In higher education, removing an analytical lens that can support this radical imagination is paradoxical given the mission of knowledge that transforms the world. And, it is embarrassing that the call for equity and justice has elicited a knee-jerked movement to ban Critical Race Theory (CRT). CRT is a framework that aims to equip people with the language and analytical lens necessary to dissect how race, racism, and power cultivates historically underinvested communities and how laws and policies serve as critical tools to keep this marginalization strong and well. Educators have turned to CRT to find tangible ways to guide colleagues and universities to rethink institutional excellence through an inclusive lens. Effectively, this consciousness building movement across identities and lived experiences has been met with the proliferation of legislation in several U.S. to ban the teaching of CRT. In essence, censor a way of thinking, a way of knowing.
This attack on intellectual freedom does not go invisible to the international community. In our history, the United States responded to racial inequity through 1954’s Brown vs. the Board of Education but the decades following have yet to yield racial equity in the country. In fact, efforts to bury the history of racism are quite robust.
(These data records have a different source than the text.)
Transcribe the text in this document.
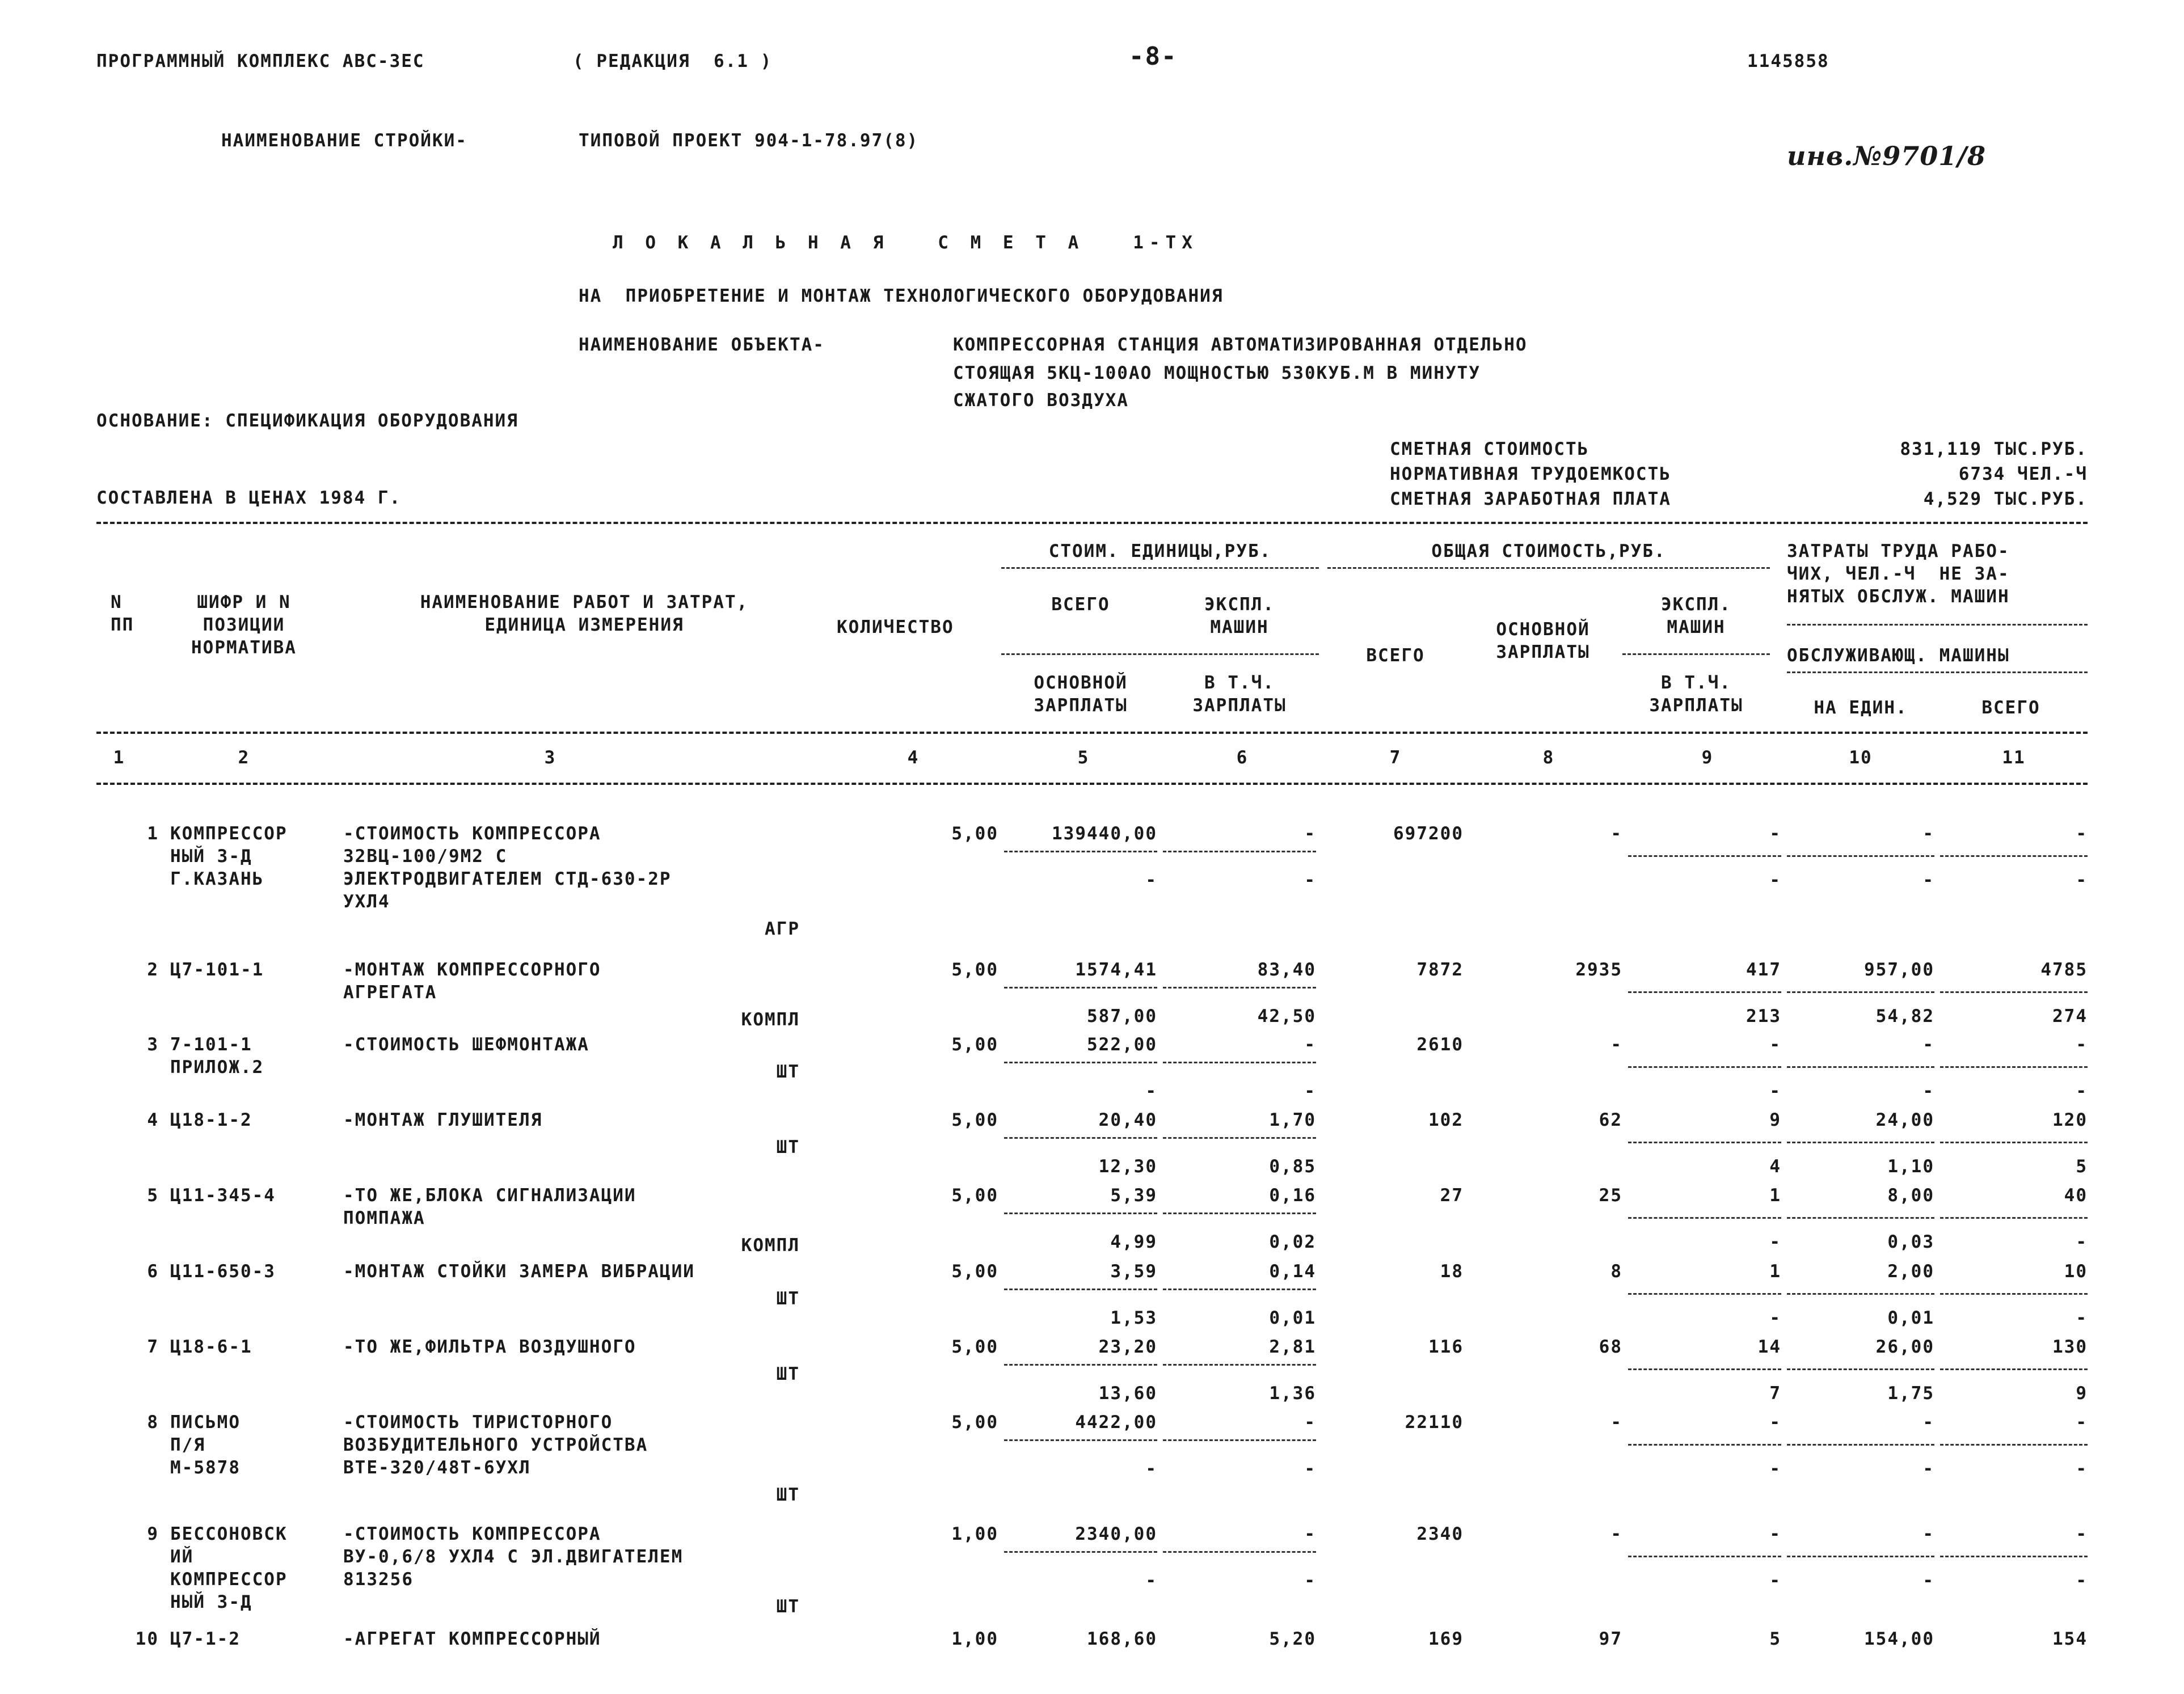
ПРОГРАММНЫЙ КОМПЛЕКС АВС-3ЕС	( РЕДАКЦИЯ  6.1 )	-8-	1145858
НАИМЕНОВАНИЕ СТРОЙКИ-	ТИПОВОЙ ПРОЕКТ 904-1-78.97(8)	инв.№9701/8
Л О К А Л Ь Н А Я   С М Е Т А   1-ТХ
НА  ПРИОБРЕТЕНИЕ И МОНТАЖ ТЕХНОЛОГИЧЕСКОГО ОБОРУДОВАНИЯ
НАИМЕНОВАНИЕ ОБЪЕКТА-	КОМПРЕССОРНАЯ СТАНЦИЯ АВТОМАТИЗИРОВАННАЯ ОТДЕЛЬНО
СТОЯЩАЯ 5КЦ-100АО МОЩНОСТЬЮ 530КУБ.М В МИНУТУ
СЖАТОГО ВОЗДУХА
ОСНОВАНИЕ: СПЕЦИФИКАЦИЯ ОБОРУДОВАНИЯ
СОСТАВЛЕНА В ЦЕНАХ 1984 Г.
СМЕТНАЯ СТОИМОСТЬ	831,119 ТЫС.РУБ.
НОРМАТИВНАЯ ТРУДОЕМКОСТЬ	6734 ЧЕЛ.-Ч
СМЕТНАЯ ЗАРАБОТНАЯ ПЛАТА	4,529 ТЫС.РУБ.
N
ПП
ШИФР И N
ПОЗИЦИИ
НОРМАТИВА
НАИМЕНОВАНИЕ РАБОТ И ЗАТРАТ,
ЕДИНИЦА ИЗМЕРЕНИЯ	КОЛИЧЕСТВО
СТОИМ. ЕДИНИЦЫ,РУБ.
ВСЕГО	ЭКСПЛ.
МАШИН
ОСНОВНОЙ
ЗАРПЛАТЫ
В Т.Ч.
ЗАРПЛАТЫ
ОБЩАЯ СТОИМОСТЬ,РУБ.
ВСЕГО
ОСНОВНОЙ
ЗАРПЛАТЫ
ЭКСПЛ.
МАШИН
В Т.Ч.
ЗАРПЛАТЫ
ЗАТРАТЫ ТРУДА РАБО-
ЧИХ, ЧЕЛ.-Ч  НЕ ЗА-
НЯТЫХ ОБСЛУЖ. МАШИН
ОБСЛУЖИВАЮЩ. МАШИНЫ
НА ЕДИН.	ВСЕГО
1	2	3	4	5	6	7	8	9	10	11
1 КОМПРЕССОР
НЫЙ З-Д
Г.КАЗАНЬ
-СТОИМОСТЬ КОМПРЕССОРА
32ВЦ-100/9М2 С
ЭЛЕКТРОДВИГАТЕЛЕМ СТД-630-2Р
УХЛ4
АГР
5,00	139440,00	-	697200	-	-	-	-
-	-	-	-	-
2 Ц7-101-1	-МОНТАЖ КОМПРЕССОРНОГО
АГРЕГАТА
КОМПЛ
5,00	1574,41	83,40	7872	2935	417	957,00	4785
587,00	42,50	213	54,82	274
3 7-101-1
ПРИЛОЖ.2
-СТОИМОСТЬ ШЕФМОНТАЖА
ШТ
5,00	522,00	-	2610	-	-	-	-
-	-	-	-	-
4 Ц18-1-2	-МОНТАЖ ГЛУШИТЕЛЯ
ШТ
5,00	20,40	1,70	102	62	9	24,00	120
12,30	0,85	4	1,10	5
5 Ц11-345-4	-ТО ЖЕ,БЛОКА СИГНАЛИЗАЦИИ
ПОМПАЖА
КОМПЛ
5,00	5,39	0,16	27	25	1	8,00	40
4,99	0,02	-	0,03	-
6 Ц11-650-3	-МОНТАЖ СТОЙКИ ЗАМЕРА ВИБРАЦИИ
ШТ
5,00	3,59	0,14	18	8	1	2,00	10
1,53	0,01	-	0,01	-
7 Ц18-6-1	-ТО ЖЕ,ФИЛЬТРА ВОЗДУШНОГО
ШТ
5,00	23,20	2,81	116	68	14	26,00	130
13,60	1,36	7	1,75	9
8 ПИСЬМО
П/Я
М-5878
-СТОИМОСТЬ ТИРИСТОРНОГО
ВОЗБУДИТЕЛЬНОГО УСТРОЙСТВА
ВТЕ-320/48Т-6УХЛ
ШТ
5,00	4422,00	-	22110	-	-	-	-
-	-	-	-	-
9 БЕССОНОВСК
ИЙ
КОМПРЕССОР
НЫЙ З-Д
-СТОИМОСТЬ КОМПРЕССОРА
ВУ-0,6/8 УХЛ4 С ЭЛ.ДВИГАТЕЛЕМ
813256
ШТ
1,00	2340,00	-	2340	-	-	-	-
-	-	-	-	-
10 Ц7-1-2	-АГРЕГАТ КОМПРЕССОРНЫЙ	1,00	168,60	5,20	169	97	5	154,00	154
But until we acknowledge how racist ideology has comfortably produced discrimination and oppression across social identities and lived experience, colleges and universities will willingly dilute their global reputation of cultivating leaders of thought and practice.
Global communities are aware of violent systems of colonialism, imperialism, racism, oppression, and marginalization and so we offer the following words of guidance: if we wish to emerge out of this pandemic with a robust and respected global presence, U.S. colleges and universities must integrate equity, diversity, and inclusion into their daily operations. In a post-pandemic world, the lack of equity-focused actions will situate colleges and universities under the analytic lens of whether or not they are truly cultivating the next generation of 21st-century global leaders.